Se dirigió hacia la célebre escalinata de cristal y se detuvo cuando llegó al pie de la misma. Era imposible registrar todos los rincones de un lugar de aquellas características y tampoco Holmstrand lo hubiera esperado de ella. El viejo profesor no podía saber que ella conseguiría acceder de aquel modo. Tenía que haber dejado la pista en algún lugar donde ella pudiera encontrarla, presumiblemente cerca de la ruta de las visitas guiadas.
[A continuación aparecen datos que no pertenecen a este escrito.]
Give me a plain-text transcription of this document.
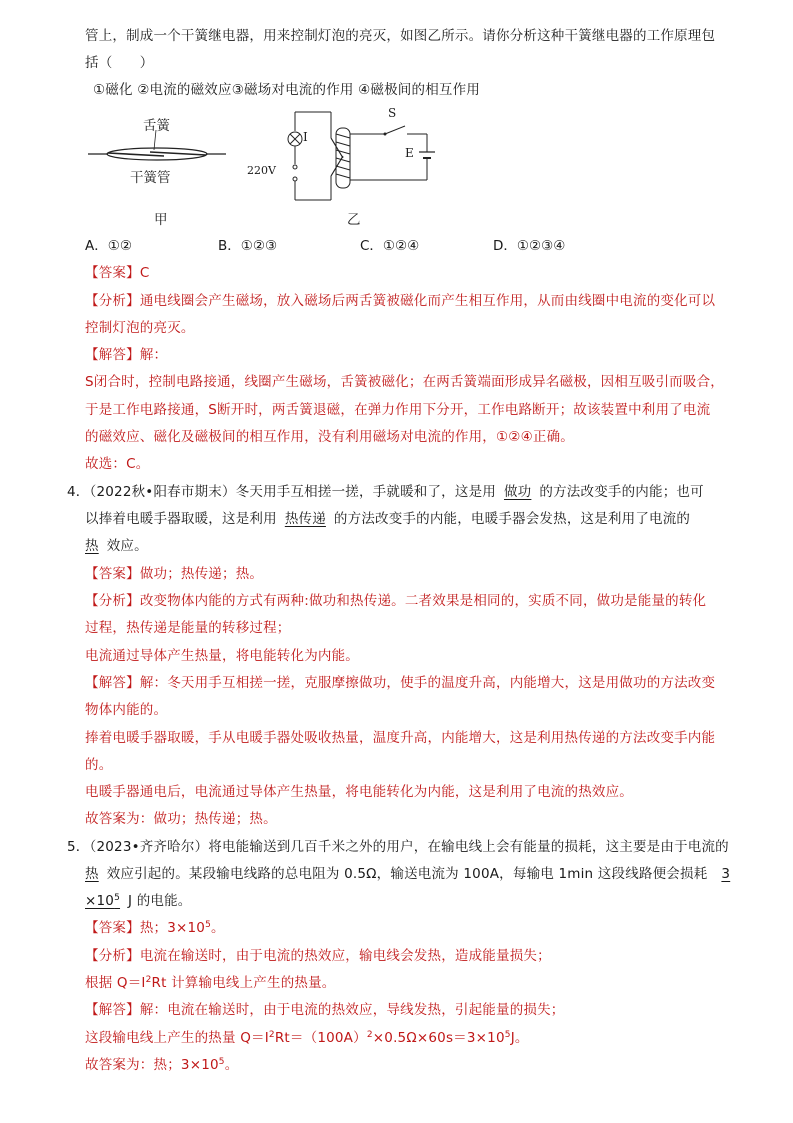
管上，制成一个干簧继电器，用来控制灯泡的亮灭，如图乙所示。请你分析这种干簧继电器的工作原理包
括（　　）
①磁化 ②电流的磁效应③磁场对电流的作用 ④磁极间的相互作用
舌簧
干簧管
甲
I
S
E
220V
乙
A．①②	B．①②③	C．①②④	D．①②③④
【答案】C
【分析】通电线圈会产生磁场，放入磁场后两舌簧被磁化而产生相互作用，从而由线圈中电流的变化可以
控制灯泡的亮灭。
【解答】解：
S闭合时，控制电路接通，线圈产生磁场，舌簧被磁化；在两舌簧端面形成异名磁极，因相互吸引而吸合，
于是工作电路接通，S断开时，两舌簧退磁，在弹力作用下分开，工作电路断开；故该装置中利用了电流
的磁效应、磁化及磁极间的相互作用，没有利用磁场对电流的作用，①②④正确。
故选：C。
4．（2022秋•阳春市期末）冬天用手互相搓一搓，手就暖和了，这是用 做功 的方法改变手的内能；也可
以捧着电暖手器取暖，这是利用 热传递 的方法改变手的内能，电暖手器会发热，这是利用了电流的
热 效应。
【答案】做功；热传递；热。
【分析】改变物体内能的方式有两种:做功和热传递。二者效果是相同的，实质不同，做功是能量的转化
过程，热传递是能量的转移过程；
电流通过导体产生热量，将电能转化为内能。
【解答】解：冬天用手互相搓一搓，克服摩擦做功，使手的温度升高，内能增大，这是用做功的方法改变
物体内能的。
捧着电暖手器取暖，手从电暖手器处吸收热量，温度升高，内能增大，这是利用热传递的方法改变手内能
的。
电暖手器通电后，电流通过导体产生热量，将电能转化为内能，这是利用了电流的热效应。
故答案为：做功；热传递；热。
5．（2023•齐齐哈尔）将电能输送到几百千米之外的用户，在输电线上会有能量的损耗，这主要是由于电流的
热 效应引起的。某段输电线路的总电阻为 0.5Ω，输送电流为 100A，每输电 1min 这段线路便会损耗 3
$\times 10^5$ J 的电能。
【答案】热；$3\times 10^5$。
【分析】电流在输送时，由于电流的热效应，输电线会发热，造成能量损失；
根据 $Q=I^2Rt$ 计算输电线上产生的热量。
【解答】解：电流在输送时，由于电流的热效应，导线发热，引起能量的损失；
这段输电线上产生的热量 $Q=I^2Rt=(100A)^2\times 0.5\Omega\times 60s=3\times 10^5J$。
故答案为：热；$3\times 10^5$。
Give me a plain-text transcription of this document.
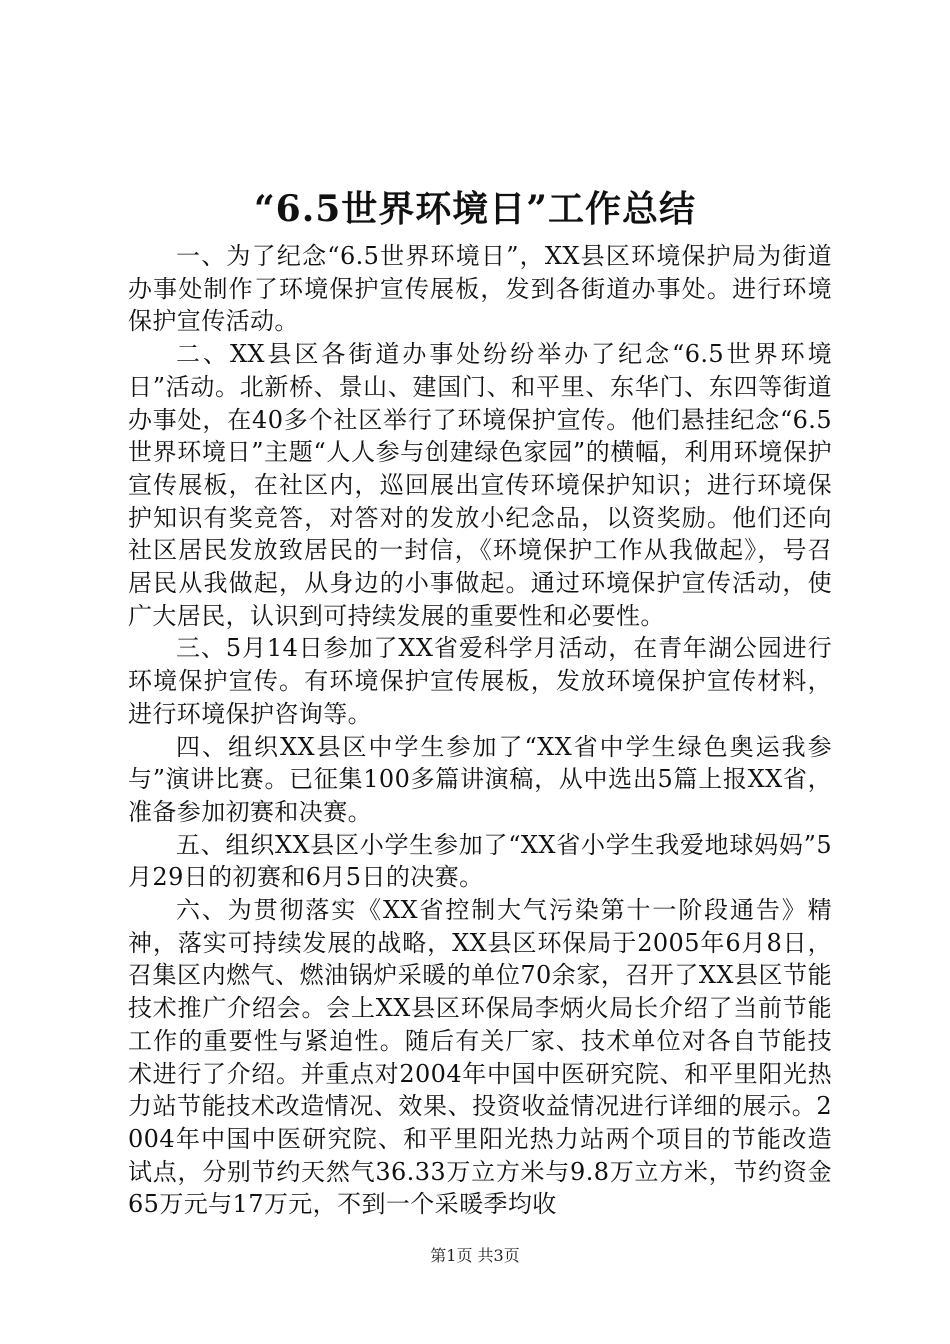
“6.5世界环境日”工作总结

一、为了纪念“6.5世界环境日”，XX县区环境保护局为街道办事处制作了环境保护宣传展板，发到各街道办事处。进行环境保护宣传活动。

二、XX县区各街道办事处纷纷举办了纪念“6.5世界环境日”活动。北新桥、景山、建国门、和平里、东华门、东四等街道办事处，在40多个社区举行了环境保护宣传。他们悬挂纪念“6.5世界环境日”主题“人人参与创建绿色家园”的横幅，利用环境保护宣传展板，在社区内，巡回展出宣传环境保护知识；进行环境保护知识有奖竞答，对答对的发放小纪念品，以资奖励。他们还向社区居民发放致居民的一封信，《环境保护工作从我做起》，号召居民从我做起，从身边的小事做起。通过环境保护宣传活动，使广大居民，认识到可持续发展的重要性和必要性。

三、5月14日参加了XX省爱科学月活动，在青年湖公园进行环境保护宣传。有环境保护宣传展板，发放环境保护宣传材料，进行环境保护咨询等。

四、组织XX县区中学生参加了“XX省中学生绿色奥运我参与”演讲比赛。已征集100多篇讲演稿，从中选出5篇上报XX省，准备参加初赛和决赛。

五、组织XX县区小学生参加了“XX省小学生我爱地球妈妈”5月29日的初赛和6月5日的决赛。

六、为贯彻落实《XX省控制大气污染第十一阶段通告》精神，落实可持续发展的战略，XX县区环保局于2005年6月8日，召集区内燃气、燃油锅炉采暖的单位70余家，召开了XX县区节能技术推广介绍会。会上XX县区环保局李炳火局长介绍了当前节能工作的重要性与紧迫性。随后有关厂家、技术单位对各自节能技术进行了介绍。并重点对2004年中国中医研究院、和平里阳光热力站节能技术改造情况、效果、投资收益情况进行详细的展示。2004年中国中医研究院、和平里阳光热力站两个项目的节能改造试点，分别节约天然气36.33万立方米与9.8万立方米，节约资金65万元与17万元，不到一个采暖季均收

第1页 共3页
En un punto accesible.
Las señales y los cordones rojos indicaban la ruta de las visitas a través del complejo palaciego. Emily siguió esas indicaciones mientras escudriñaba cada indicación por si tuviera el pequeño símbolo que había identificado las pistas de Arno en los demás sitios.
«Debió de ocultar la pista en algún sitio que él supiera que iba a llamarme la atención. Algo que restrinja las posibilidades», pensó en su fuero interno.
«¿Dónde esconderías una pista en la casa de un rey?». ¿En el vestíbulo real? Eso no era posible. Estaba lleno de gente durante el día, y eso impedía detenerse a escudriñar en busca de una pista. ¿En el salón Sufera o sala de los embajadores? Emily deseó que no fuera esa la localización, ya que, a juzgar por las señales que había visto en los planos, ese era el salón donde se estaba desarrollando la conferencia, e iba a ser imposible registrarlo aquella noche si Arno la había escondido ahí.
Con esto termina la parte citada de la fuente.